Wednesday, August 29, 2012

Weathering


     On Tuesday morning the last few feeder bands from Isaac came through Fort Lauderdale.  Rain filled the early morning dark as I prepared for school.  Rain accompanied me to work but stopped somewhere in the faculty parking lot just before school started.  The rest of day was sun and clouds, peace at last after three days of inclement weather.  

     It was my first hurricane.  Early last week they knew it was probably headed this way.  Since we live on a boat, we began the work of getting her ready for the coming storm.  Bryan had been fighting the flu.  I had to go to work.  We did what we could in the afternoons and evenings, and when Saturday came, we spent several hours finishing up and then went to a hotel to hunker down and wait out the storm.  

     That's the thing about weathering.  Shit happens.  You do what you can to get ready.  You understand the limits - the boat's, yours, time, money, skill.  Luck of course, plays its part.  The gods always have their hands in our affairs.  At some point though, there's no more time for preparation.  At some point, the storm hits and all you can do is see just how well you weather it.  

     It struck me sitting in the hotel as waves of wind and rain pummeled Fort Lauderdale, that we all of us find ourselves weathering storms, literally and metaphorically.  And we learn a lot about ourselves about our relationships as we do so.  Oh the risk is high.  We may make it through in one piece but our home can be destroyed, we can be left with nothing.  We can lose people and things that are precious to us.  We can lose our lives.  But we can learn so much, although the lessons may not always be pleasant.

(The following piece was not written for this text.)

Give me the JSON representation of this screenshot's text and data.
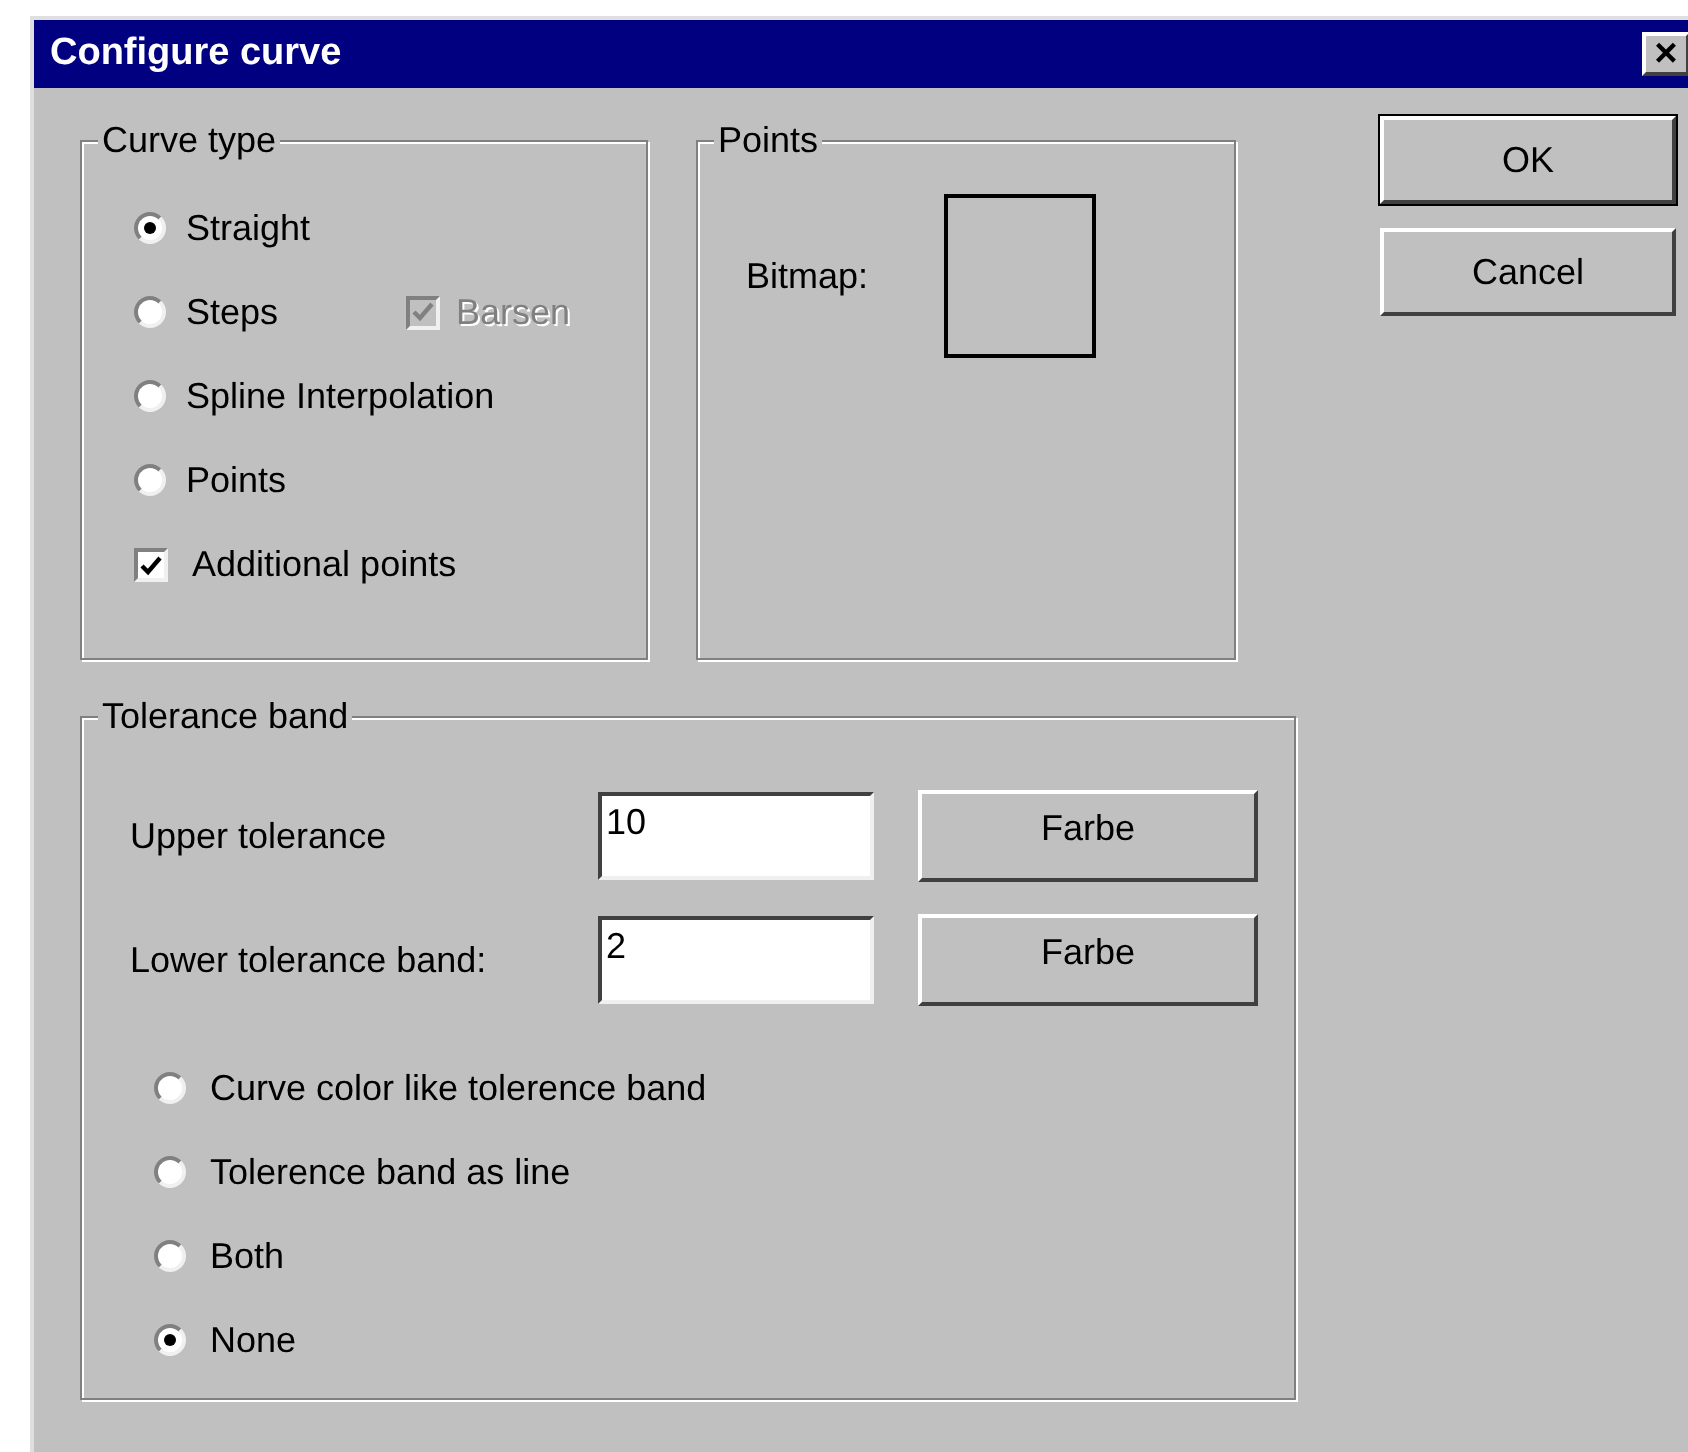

     I learned a lot about the ship I'm calling home during Isaac -- her strengths and the rough, hurt places she needs healed.  I learned about my new relationship -- our strengths and the rough hurt places we need healed.  I realized yet again that the call to know thyself is a life long task.  No matter how enlightened I think I am, how much I've grown, how deeply I've looked into my heart, there's so much more.  A lifetime won't be enough.  And as prepared as I am for whatever storms come my way, and the storms are going to come, at some point I just have to weather them and see how I fare.  I'm alive.  My "house" is still standing, although I'm not sure how sound it is.  Time will tell how I weather this storm, and the next one, and the next.

     Isaac brought to mind a different kind of weathering, the kind that comes with time and elements and wears us away.  This morning, in a startling moment of clarity, this poem by Fleur Adcock came to mind:

Weathering
My face catches the wind
from the snow line
and flushes with a flush
that will never wholly settle.
Well, that was a metropolitan vanity,
wanting to look young forever, to pass.
I was never a pre-Raphaelite beauty
and only pretty enough to be seen
with a man who wanted to be seen
with a passable woman.
But now that I am in love
with a place that doesn’t care
how I look and if I am happy,
happy is how I look and that’s all.
My hair will grow grey in any case,
my nails chip and flake,
my waist thicken, and the years
work all their usual changes.
If my face is to be weather beaten as well,
it’s little enough lost
for a year among the lakes and vales
where simply to look out my window
at the high pass
makes me indifferent to mirrors
and to what my soul may wear
over its new complexion.
–Fleur Adcock
I'm not sure yet when or whether I'll share what clarity came.  In the meantime, think about how prepared you are for storms, the literal ones and the metaphorical ones.  How will you weather them?  May you be safe and sound and strong.